Shamima Begum talks to BBC about her family’s reaction after she joined Daesh
  • Begum suggested her family was partly to blame for the media storm that erupted when her actions were revealed
  • BBC says its podcast is ‘not a platform for Shamima Begum to give her unchallenged story’ but a ‘robust, public-interest investigation’

LONDON: Shamima Begum has spoken of the first time she talked to her mother after leaving the UK in 2015, at the age of 15, to join Daesh in Syria.

“The first time I called my mum she was just crying. I felt like she was trying to make me feel guilty,” she told journalist Joshua Baker during an interview for the second series of the BBC podcast “I’m Not A Monster,” which began this month.

“I don’t know, maybe it was just emotions but I just didn’t say anything to her, I let her cry. I just kept telling her I was OK.”

Baker asked her what she had said when her mother pleaded with her to come home, to which she replied she “just said no.”

Begum, now 23, added that although she had not yet fully committed to her decision to join the extremist group at that point, she did not want to give her mother false hope because she did not know whether she would be able to leave.

Baker then asked Begum how she felt when she heard her sister publicly beg her to leave Daesh.

“I couldn't believe it,” she said. “I couldn’t believe that my sister would travel all the way to Turkey thinking that she could save me.”

Begum even suggested her family were “responsible” for the media storm that erupted around her when her journey to Syria was revealed, because of their emotional pleas for her return.

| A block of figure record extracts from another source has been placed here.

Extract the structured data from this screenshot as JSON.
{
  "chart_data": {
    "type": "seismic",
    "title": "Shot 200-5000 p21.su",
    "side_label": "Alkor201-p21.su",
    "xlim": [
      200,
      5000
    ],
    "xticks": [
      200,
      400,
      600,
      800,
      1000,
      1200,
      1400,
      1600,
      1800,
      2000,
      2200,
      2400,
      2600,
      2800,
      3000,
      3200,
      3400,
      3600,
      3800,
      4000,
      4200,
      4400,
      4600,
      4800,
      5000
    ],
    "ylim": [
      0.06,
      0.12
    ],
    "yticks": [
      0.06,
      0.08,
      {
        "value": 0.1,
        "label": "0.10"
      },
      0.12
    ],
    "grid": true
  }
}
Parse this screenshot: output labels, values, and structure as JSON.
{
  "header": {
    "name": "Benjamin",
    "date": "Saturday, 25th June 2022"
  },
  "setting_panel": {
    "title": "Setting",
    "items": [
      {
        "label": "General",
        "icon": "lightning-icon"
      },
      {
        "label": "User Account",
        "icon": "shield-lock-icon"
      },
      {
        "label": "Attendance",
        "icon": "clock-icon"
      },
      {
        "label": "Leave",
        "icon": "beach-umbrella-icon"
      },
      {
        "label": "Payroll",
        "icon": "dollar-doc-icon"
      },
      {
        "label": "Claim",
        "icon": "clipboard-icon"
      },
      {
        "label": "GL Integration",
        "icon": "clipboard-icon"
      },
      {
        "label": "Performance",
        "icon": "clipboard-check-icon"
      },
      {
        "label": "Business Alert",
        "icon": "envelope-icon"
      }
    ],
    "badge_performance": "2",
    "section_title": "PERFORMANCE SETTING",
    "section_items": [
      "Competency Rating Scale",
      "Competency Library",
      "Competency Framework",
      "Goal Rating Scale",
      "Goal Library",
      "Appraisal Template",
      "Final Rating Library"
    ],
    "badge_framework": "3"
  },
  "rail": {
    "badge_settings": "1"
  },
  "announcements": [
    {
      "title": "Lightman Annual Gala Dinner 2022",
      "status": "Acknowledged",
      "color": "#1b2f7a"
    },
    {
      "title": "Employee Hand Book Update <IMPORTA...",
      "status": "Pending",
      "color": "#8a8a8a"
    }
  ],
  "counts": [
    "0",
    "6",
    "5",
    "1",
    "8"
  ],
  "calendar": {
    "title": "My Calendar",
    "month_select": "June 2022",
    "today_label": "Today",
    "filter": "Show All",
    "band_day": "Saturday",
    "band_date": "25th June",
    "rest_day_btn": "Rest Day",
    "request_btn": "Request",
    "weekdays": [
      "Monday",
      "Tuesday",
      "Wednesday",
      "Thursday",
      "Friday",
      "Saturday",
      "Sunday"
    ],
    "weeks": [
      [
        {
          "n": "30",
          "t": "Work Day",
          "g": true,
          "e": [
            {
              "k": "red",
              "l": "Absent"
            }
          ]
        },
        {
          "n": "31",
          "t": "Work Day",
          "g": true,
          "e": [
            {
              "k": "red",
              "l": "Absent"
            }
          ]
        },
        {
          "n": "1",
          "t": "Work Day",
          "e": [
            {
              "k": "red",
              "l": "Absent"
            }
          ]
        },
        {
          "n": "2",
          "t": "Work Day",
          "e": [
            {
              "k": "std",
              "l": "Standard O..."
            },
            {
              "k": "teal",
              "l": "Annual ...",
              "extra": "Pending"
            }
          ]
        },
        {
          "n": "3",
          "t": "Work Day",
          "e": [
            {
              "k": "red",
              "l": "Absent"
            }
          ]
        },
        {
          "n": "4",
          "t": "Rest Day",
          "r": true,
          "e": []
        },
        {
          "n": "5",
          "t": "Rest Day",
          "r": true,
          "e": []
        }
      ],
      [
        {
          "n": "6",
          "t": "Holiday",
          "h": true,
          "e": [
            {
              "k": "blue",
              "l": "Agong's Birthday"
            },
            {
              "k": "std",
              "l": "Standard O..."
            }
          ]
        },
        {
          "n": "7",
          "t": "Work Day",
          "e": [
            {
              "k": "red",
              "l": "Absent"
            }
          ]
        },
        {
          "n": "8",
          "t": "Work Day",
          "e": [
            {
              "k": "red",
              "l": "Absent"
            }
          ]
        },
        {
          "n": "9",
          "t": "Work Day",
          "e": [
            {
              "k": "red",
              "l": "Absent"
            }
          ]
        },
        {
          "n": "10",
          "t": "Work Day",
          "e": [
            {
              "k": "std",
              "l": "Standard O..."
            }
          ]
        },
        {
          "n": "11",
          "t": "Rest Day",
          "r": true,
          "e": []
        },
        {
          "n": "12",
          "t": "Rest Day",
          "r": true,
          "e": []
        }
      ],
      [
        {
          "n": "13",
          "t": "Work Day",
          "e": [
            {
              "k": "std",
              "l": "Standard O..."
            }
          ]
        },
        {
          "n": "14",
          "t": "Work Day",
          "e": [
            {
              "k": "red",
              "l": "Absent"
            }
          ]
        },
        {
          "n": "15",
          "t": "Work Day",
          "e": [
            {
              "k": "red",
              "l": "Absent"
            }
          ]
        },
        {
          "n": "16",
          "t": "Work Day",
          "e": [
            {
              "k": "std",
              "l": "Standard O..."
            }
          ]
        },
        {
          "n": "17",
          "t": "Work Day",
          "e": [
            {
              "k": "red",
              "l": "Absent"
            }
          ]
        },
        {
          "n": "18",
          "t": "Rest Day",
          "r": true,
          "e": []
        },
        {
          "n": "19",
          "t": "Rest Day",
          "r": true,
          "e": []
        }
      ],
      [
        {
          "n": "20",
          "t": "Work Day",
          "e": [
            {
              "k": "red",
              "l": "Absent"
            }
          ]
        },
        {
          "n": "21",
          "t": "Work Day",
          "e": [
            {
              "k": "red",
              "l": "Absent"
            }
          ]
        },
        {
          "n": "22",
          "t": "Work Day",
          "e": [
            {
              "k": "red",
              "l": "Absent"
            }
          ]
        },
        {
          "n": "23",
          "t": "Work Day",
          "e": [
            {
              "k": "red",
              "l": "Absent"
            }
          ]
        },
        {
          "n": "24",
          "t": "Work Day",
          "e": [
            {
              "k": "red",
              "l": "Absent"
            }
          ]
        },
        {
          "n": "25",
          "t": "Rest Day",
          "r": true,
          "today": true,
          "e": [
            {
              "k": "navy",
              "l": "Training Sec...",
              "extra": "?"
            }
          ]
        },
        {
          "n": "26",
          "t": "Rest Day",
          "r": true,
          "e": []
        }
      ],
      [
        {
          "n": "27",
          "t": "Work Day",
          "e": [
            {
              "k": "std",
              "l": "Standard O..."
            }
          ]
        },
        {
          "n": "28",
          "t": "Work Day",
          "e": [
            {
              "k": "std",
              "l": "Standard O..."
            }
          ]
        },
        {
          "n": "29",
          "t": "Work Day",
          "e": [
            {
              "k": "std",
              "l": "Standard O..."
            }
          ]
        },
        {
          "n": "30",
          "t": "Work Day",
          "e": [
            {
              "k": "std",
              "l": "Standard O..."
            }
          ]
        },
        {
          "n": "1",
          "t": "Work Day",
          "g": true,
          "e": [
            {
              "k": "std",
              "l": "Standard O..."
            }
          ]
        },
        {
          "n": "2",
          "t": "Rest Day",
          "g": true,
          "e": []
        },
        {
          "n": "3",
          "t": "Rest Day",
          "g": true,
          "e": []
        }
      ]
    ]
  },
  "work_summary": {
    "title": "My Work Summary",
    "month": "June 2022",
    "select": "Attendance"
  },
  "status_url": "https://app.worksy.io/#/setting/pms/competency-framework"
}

“But I don’t think they knew how far it would go and how big it would become,” she added. “I blame the media for obsessing over my friends and I so much.”

The podcast series, new episodes of which are released each Wednesday, also revealed information about people smuggler Mohammed Al-Rasheed, who helped Begum travel to Syria while he was also working as an agent for Canadian intelligence services.

The BBC has faced a public outcry this month over the podcast series, which focuses on Begum’s case and in which she defends her actions. The UK’s public service broadcaster responded by saying the series is “not a platform for Shamima Begum to give her unchallenged story” but rather a “robust, public-interest investigation” into her case.

Begum was born in the UK to parents of Bangladeshi origin and citizenship. She was living with her family in the Bethnal Green area of London when she left for Syria. Shortly after arriving in the war-torn country she married Dutch-born Yago Riedijk. In the years that followed, she gave birth to three children, all of whom died young. In 2019, she was discovered living in a refugee camp in northern Syria. The UK government revoked her British citizenship and said she would not be allowed to return to the country.